I am wondering which way to reverse a string in Java that is most efficient. Should I use some sort of xor method? The easy way would be to put all the chars in a stack and put them back into a string again but I doubt that's a very efficient way to do it. And please do not tell me to use some built in function in Java. I am interested in learning how to do it not to use an efficient function but not knowing why it's efficient or how it's built up.

Answer 1

You said you don't want to do it the easy way, but for those Googling you should use StringBuilder.reverse:

String reversed = new StringBuilder(s).reverse().toString();

If you need to implement it yourself, then iterate over the characters in reverse order and append them to a StringBuilder. You have to be careful if there are (or can be) surrogate pairs, as these should not be reversed. The method shown above does this for you automatically, which is why you should use it if possible.

Answer 2

The following does not deal with UTF-16 surrogate pairs.

public static String reverse(String orig)
{
    char[] s = orig.toCharArray();
    int n = s.length;
    int halfLength = n / 2;
    for (int i=0; i<halfLength; i++)
    {
        char temp = s[i];
        s[i] = s[n-1-i];
        s[n-1-i] = temp;
    }
    return new String(s);
}

Answer 3

You say you want to know the most efficient way and you don't want to know some standard built-in way of doing this. Then I say to you: RTSL (read the source, luke):

This is the sourced code for AbstractStringBuilder#reverse which gets called by StringBuilder#reverse. I bet it does some stuff that you would not have considered for a robust reverse operation.

Answer 4

The fastest way would be to use the reverse() method on the StringBuilder or StringBuffer classes :)
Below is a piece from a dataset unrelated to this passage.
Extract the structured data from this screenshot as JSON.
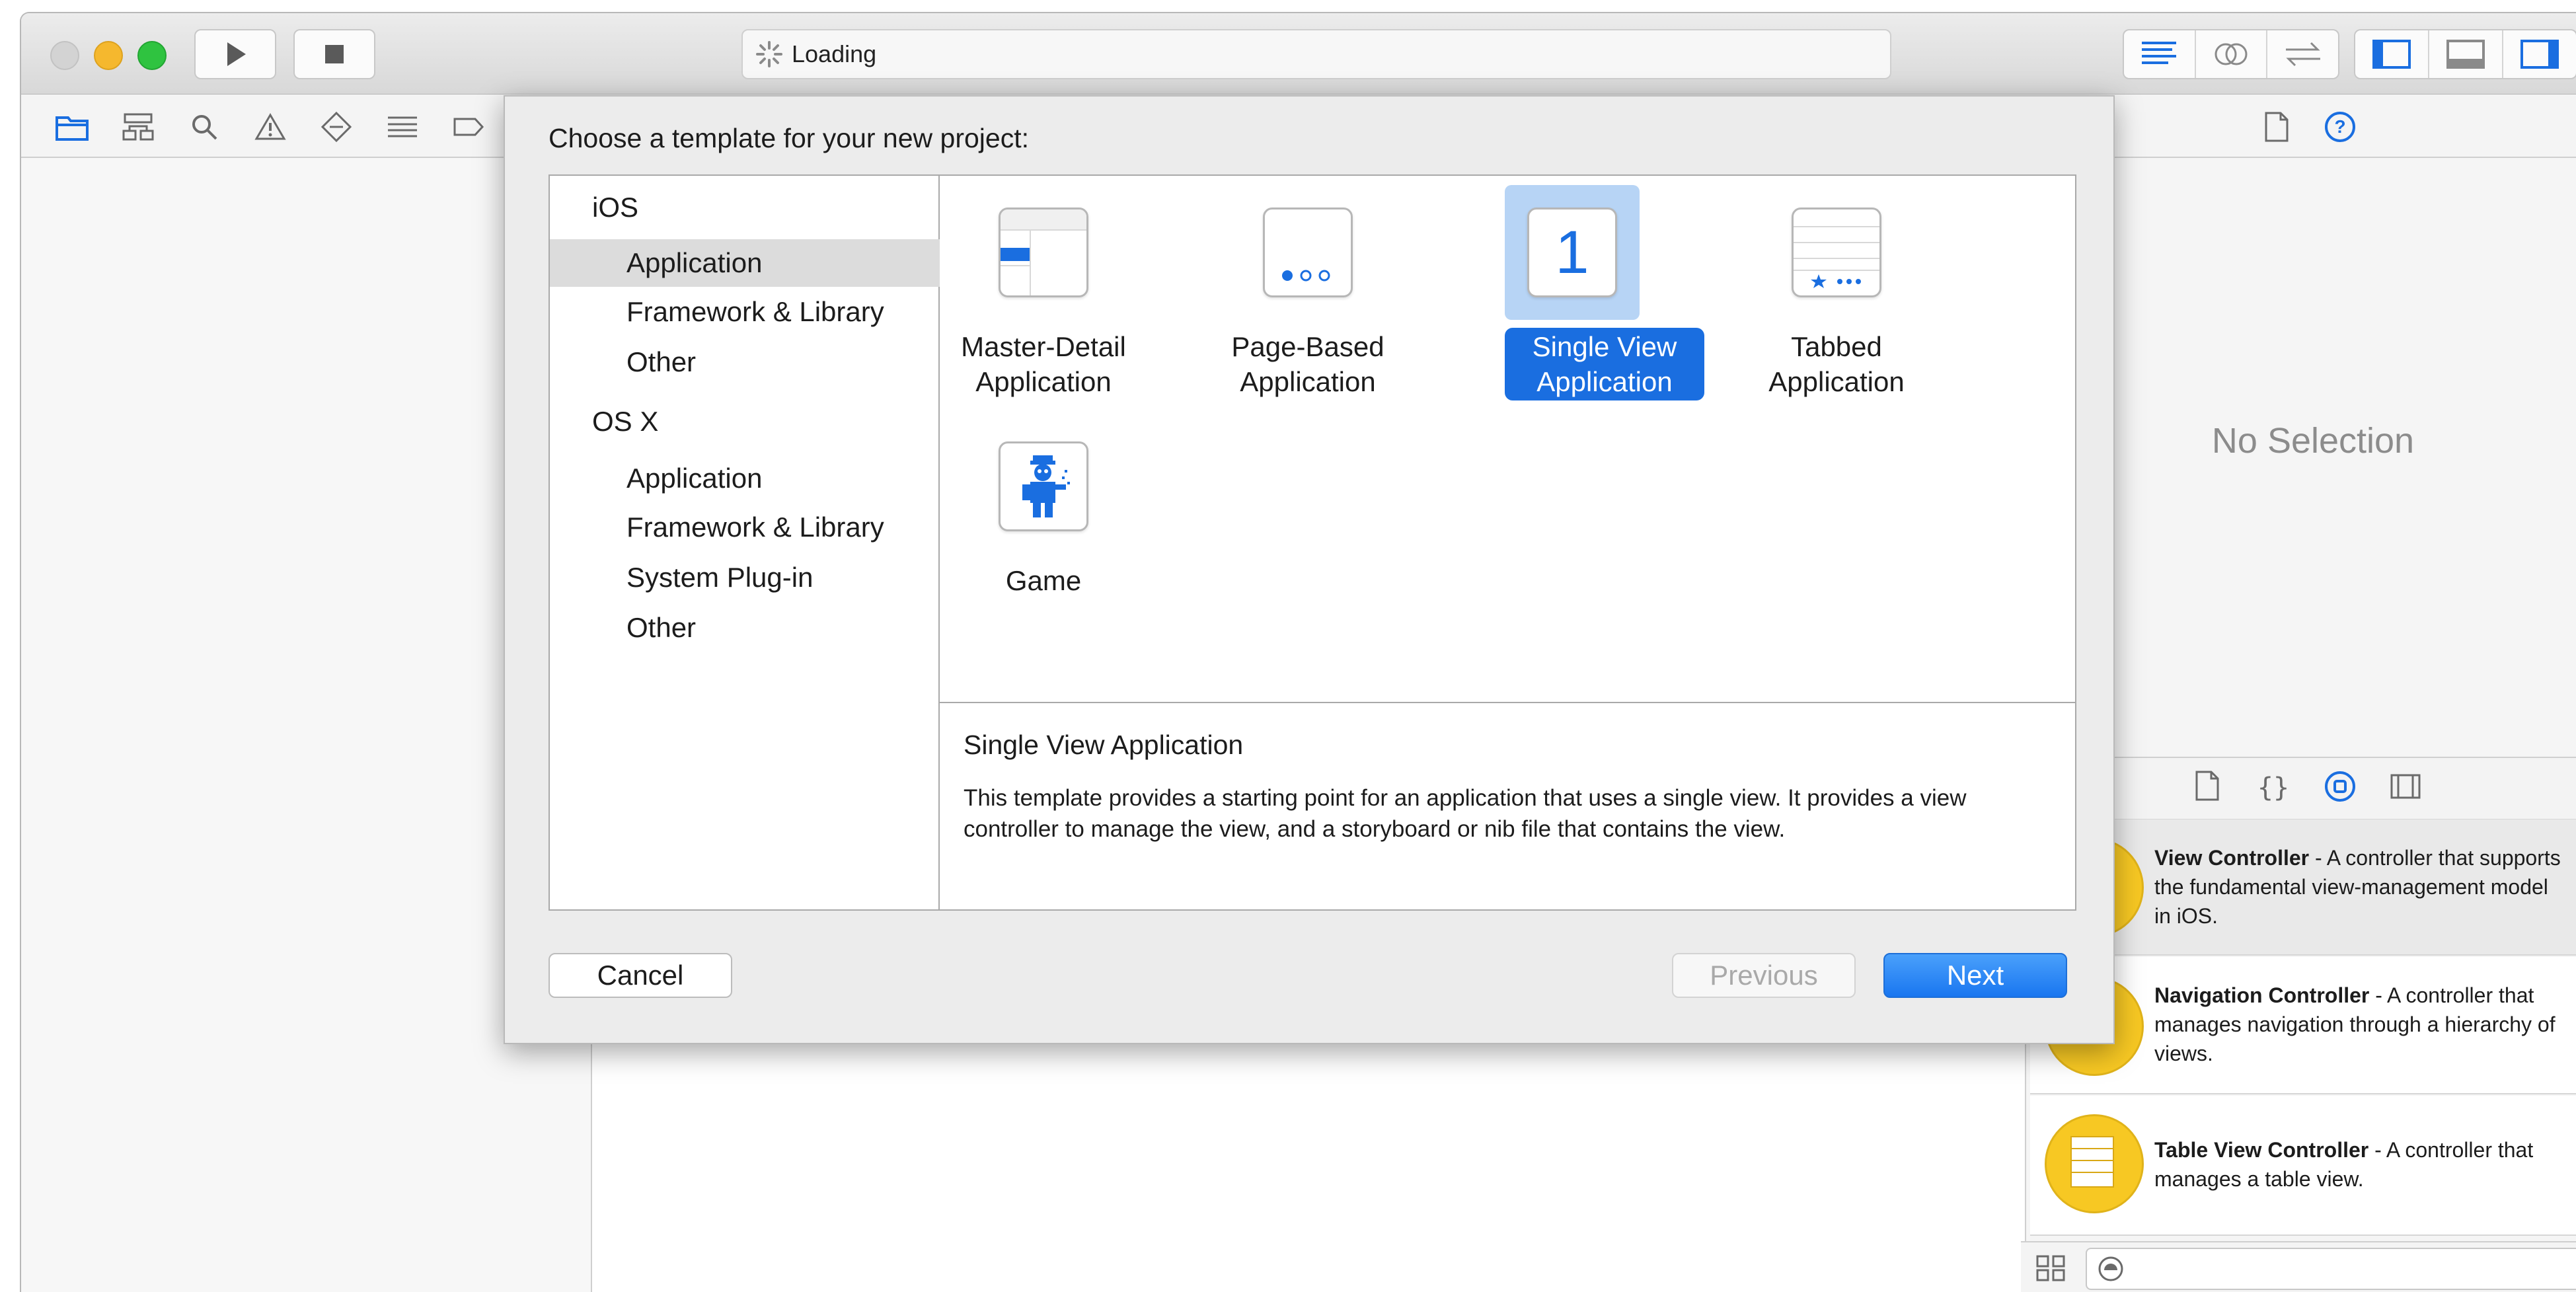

If you want to implement it yourself, you can get the character array, allocate a second character array and move the chars, in pseudo code this would be like:

String reverse(String str) {
    char[] c = str.getCharArray
    char[] r = new char[c.length];
    int    end = c.length - 1

    for (int n = 0; n <= end; n++) {
        r[n] = c[end - n];
    }

    return new String(r);
}

You could also run half the array length and swap the chars, the checks involved slow things down probably.

Answer 5

If you do not want to use any built in function, you need to go back with the string to its component parts: an array of chars.

Now the question becomes what is the most efficient way to reverse an array? The answer to this question in practice also depends upon memory usage (for very large strings), but in theory efficiency in these cases is measured in array accesses.
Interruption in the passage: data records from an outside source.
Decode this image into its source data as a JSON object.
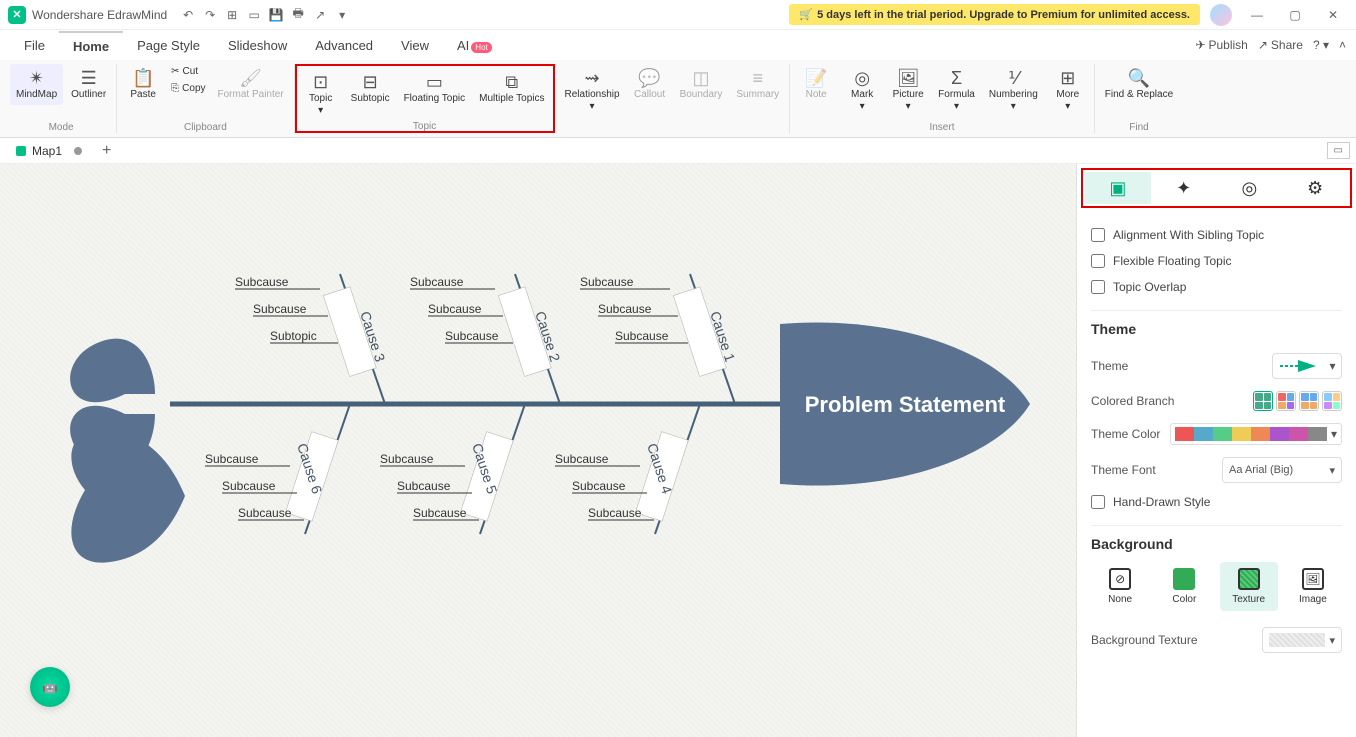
{
  "app": {
    "title": "Wondershare EdrawMind"
  },
  "trial": {
    "icon": "🛒",
    "text": "5 days left in the trial period. Upgrade to Premium for unlimited access."
  },
  "menu": {
    "items": [
      "File",
      "Home",
      "Page Style",
      "Slideshow",
      "Advanced",
      "View",
      "AI"
    ],
    "activeIndex": 1,
    "hotBadge": "Hot",
    "publish": "Publish",
    "share": "Share"
  },
  "ribbon": {
    "mode": {
      "mindmap": "MindMap",
      "outliner": "Outliner",
      "label": "Mode"
    },
    "clipboard": {
      "paste": "Paste",
      "cut": "Cut",
      "copy": "Copy",
      "format": "Format Painter",
      "label": "Clipboard"
    },
    "topic": {
      "topic": "Topic",
      "subtopic": "Subtopic",
      "floating": "Floating Topic",
      "multiple": "Multiple Topics",
      "label": "Topic"
    },
    "other": {
      "relationship": "Relationship",
      "callout": "Callout",
      "boundary": "Boundary",
      "summary": "Summary"
    },
    "insert": {
      "note": "Note",
      "mark": "Mark",
      "picture": "Picture",
      "formula": "Formula",
      "numbering": "Numbering",
      "more": "More",
      "label": "Insert"
    },
    "find": {
      "find": "Find & Replace",
      "label": "Find"
    }
  },
  "tabs": {
    "doc": "Map1"
  },
  "diagram": {
    "problem": "Problem Statement",
    "causesTop": [
      "Cause 1",
      "Cause 2",
      "Cause 3"
    ],
    "causesBottom": [
      "Cause 4",
      "Cause 5",
      "Cause 6"
    ],
    "sub": "Subcause",
    "subtopic": "Subtopic"
  },
  "panel": {
    "align": "Alignment With Sibling Topic",
    "flex": "Flexible Floating Topic",
    "overlap": "Topic Overlap",
    "theme": "Theme",
    "themeLabel": "Theme",
    "colored": "Colored Branch",
    "themeColor": "Theme Color",
    "themeFont": "Theme Font",
    "font": "Arial (Big)",
    "hand": "Hand-Drawn Style",
    "bg": "Background",
    "bgNone": "None",
    "bgColor": "Color",
    "bgTexture": "Texture",
    "bgImage": "Image",
    "bgTex": "Background Texture"
  }
}
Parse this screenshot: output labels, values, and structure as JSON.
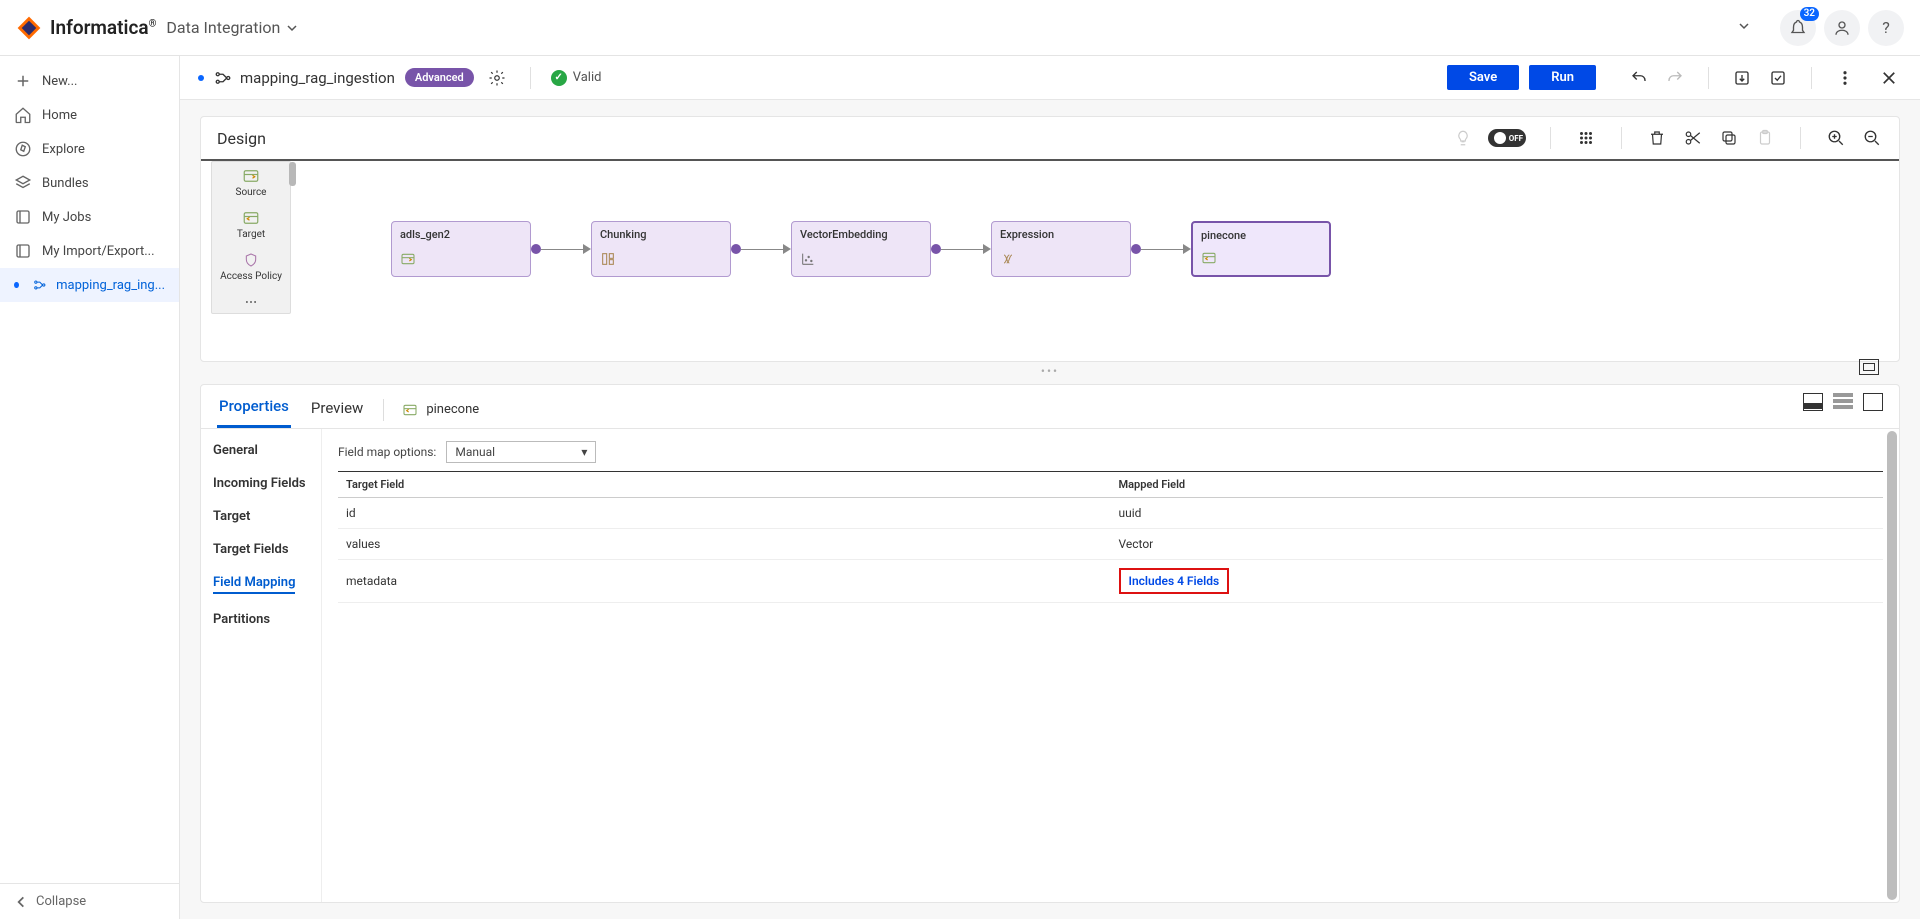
{
  "header": {
    "brand": "Informatica",
    "product": "Data Integration",
    "notify_count": "32"
  },
  "sidenav": {
    "new": "New...",
    "home": "Home",
    "explore": "Explore",
    "bundles": "Bundles",
    "myjobs": "My Jobs",
    "importexport": "My Import/Export...",
    "active_tab": "mapping_rag_ing...",
    "collapse": "Collapse"
  },
  "tabbar": {
    "title": "mapping_rag_ingestion",
    "badge": "Advanced",
    "valid": "Valid",
    "save": "Save",
    "run": "Run"
  },
  "design": {
    "title": "Design",
    "toggle": "OFF",
    "palette": {
      "source": "Source",
      "target": "Target",
      "access": "Access Policy"
    },
    "nodes": {
      "n1": "adls_gen2",
      "n2": "Chunking",
      "n3": "VectorEmbedding",
      "n4": "Expression",
      "n5": "pinecone"
    }
  },
  "props": {
    "tab_properties": "Properties",
    "tab_preview": "Preview",
    "crumb": "pinecone",
    "side": {
      "general": "General",
      "incoming": "Incoming Fields",
      "target": "Target",
      "target_fields": "Target Fields",
      "field_mapping": "Field Mapping",
      "partitions": "Partitions"
    },
    "fmopts_label": "Field map options:",
    "fmopts_value": "Manual",
    "cols": {
      "c1": "Target Field",
      "c2": "Mapped Field"
    },
    "rows": [
      {
        "tf": "id",
        "mf": "uuid"
      },
      {
        "tf": "values",
        "mf": "Vector"
      },
      {
        "tf": "metadata",
        "mf": "Includes 4 Fields"
      }
    ]
  }
}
The easiest way is to create a new array and fill it with the values you encounter while reverse iterating over the original array, and returning the new array. (Although with a temporary variable you could also do this without an additional array, as in Simon Nickersons answer).

In this way you access each element exactly once for an array with n elements. Thus giving an efficiency of O(n).

Answer 6

I'm not really sure by what you mean when you say you need an efficient algorithm.
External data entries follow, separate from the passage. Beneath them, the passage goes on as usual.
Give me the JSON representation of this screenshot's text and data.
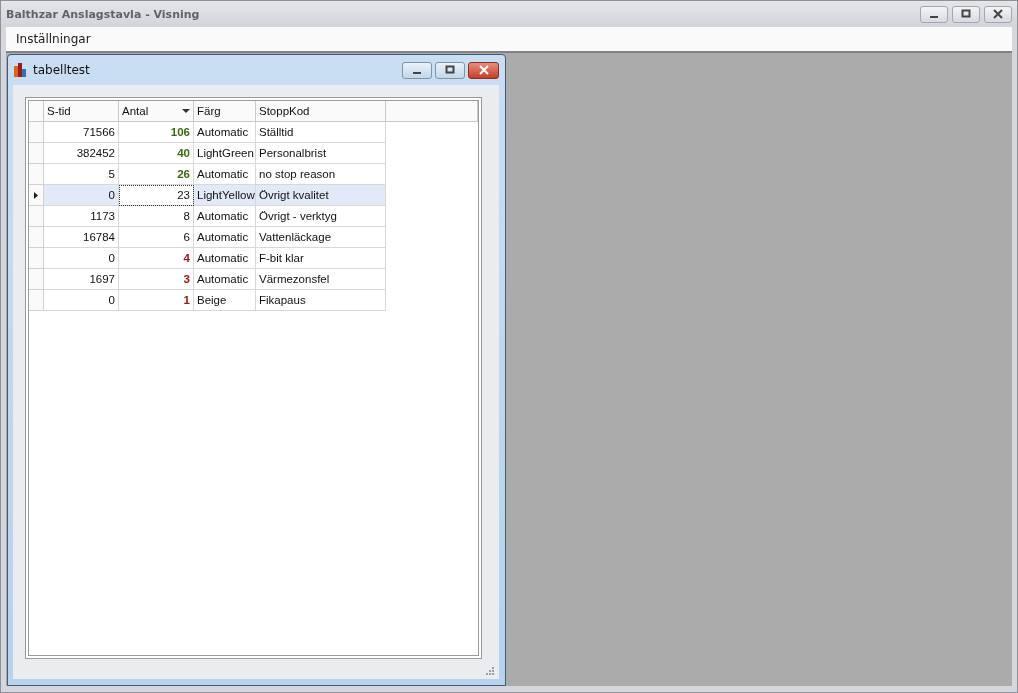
{
  "window": {
    "title": "Balthzar Anslagstavla - Visning"
  },
  "menu": [
    {
      "label": "Inställningar"
    }
  ],
  "child_window": {
    "title": "tabelltest"
  },
  "table": {
    "columns": [
      {
        "label": "S-tid",
        "sorted": false
      },
      {
        "label": "Antal",
        "sorted": true
      },
      {
        "label": "Färg",
        "sorted": false
      },
      {
        "label": "StoppKod",
        "sorted": false
      }
    ],
    "rows": [
      {
        "cells": [
          "71566",
          "106",
          "Automatic",
          "Ställtid"
        ],
        "color": "#3a6b10",
        "bold": true,
        "selected": false
      },
      {
        "cells": [
          "382452",
          "40",
          "LightGreen",
          "Personalbrist"
        ],
        "color": "#3a6b10",
        "bold": true,
        "selected": false
      },
      {
        "cells": [
          "5",
          "26",
          "Automatic",
          "no stop reason"
        ],
        "color": "#3a6b10",
        "bold": true,
        "selected": false
      },
      {
        "cells": [
          "0",
          "23",
          "LightYellow",
          "Övrigt kvalitet"
        ],
        "bold": false,
        "selected": true
      },
      {
        "cells": [
          "1173",
          "8",
          "Automatic",
          "Övrigt - verktyg"
        ],
        "bold": false,
        "selected": false
      },
      {
        "cells": [
          "16784",
          "6",
          "Automatic",
          "Vattenläckage"
        ],
        "bold": false,
        "selected": false
      },
      {
        "cells": [
          "0",
          "4",
          "Automatic",
          "F-bit klar"
        ],
        "color": "#a01818",
        "bold": true,
        "selected": false
      },
      {
        "cells": [
          "1697",
          "3",
          "Automatic",
          "Värmezonsfel"
        ],
        "color": "#a01818",
        "bold": true,
        "selected": false
      },
      {
        "cells": [
          "0",
          "1",
          "Beige",
          "Fikapaus"
        ],
        "color": "#a01818",
        "bold": true,
        "selected": false
      }
    ]
  }
}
The ways of reversing a string that I can think of are (they are all already mentioned in other answers):

1. Use a stack (your idea).

2. Create a new reversed String by adding characters one by one in reverse order from the original String to a blank String/StringBuilder/char[].

3. Exchange all characters in the first half of the String with its corresponding position in the last half (i.e. the ith character gets swapped with the (length-i-1)th character).

The thing is that all of them have the same runtime complexity: O(N). Thus it cannot really be argued that any one is any significantly better than the others for very large values of N (i.e. very large strings).

The third method does have one thing going for it, the other two require O(N) extra space (for the stack or the new String), while it can perform swaps in place. But Strings are immutable in Java so you need to perform swaps on a newly created StringBuilder/char[] anyway and thus end up needing O(N) extra space.

Answer 7

public class ReverseInPlace {

static char[] str=null;

public static void main(String s[]) {
  if(s.length==0)
    System.exit(-1);

   str=s[0].toCharArray();

   int begin=0;
   int end=str.length-1;

   System.out.print("Original string=");
   for(int i=0; i<str.length; i++){
     System.out.print(str[i]);
   }

   while(begin<end){
      str[begin]= (char) (str[begin]^str[end]);
      str[end]= (char)   (str[begin]^str[end]);
      str[begin]= (char) (str[end]^str[begin]);

      begin++;
      end--;       
   }

   System.out.print("\n" + "Reversed string=");
   for(int i=0; i<str.length; i++){
     System.out.print(str[i]);
   }

}

}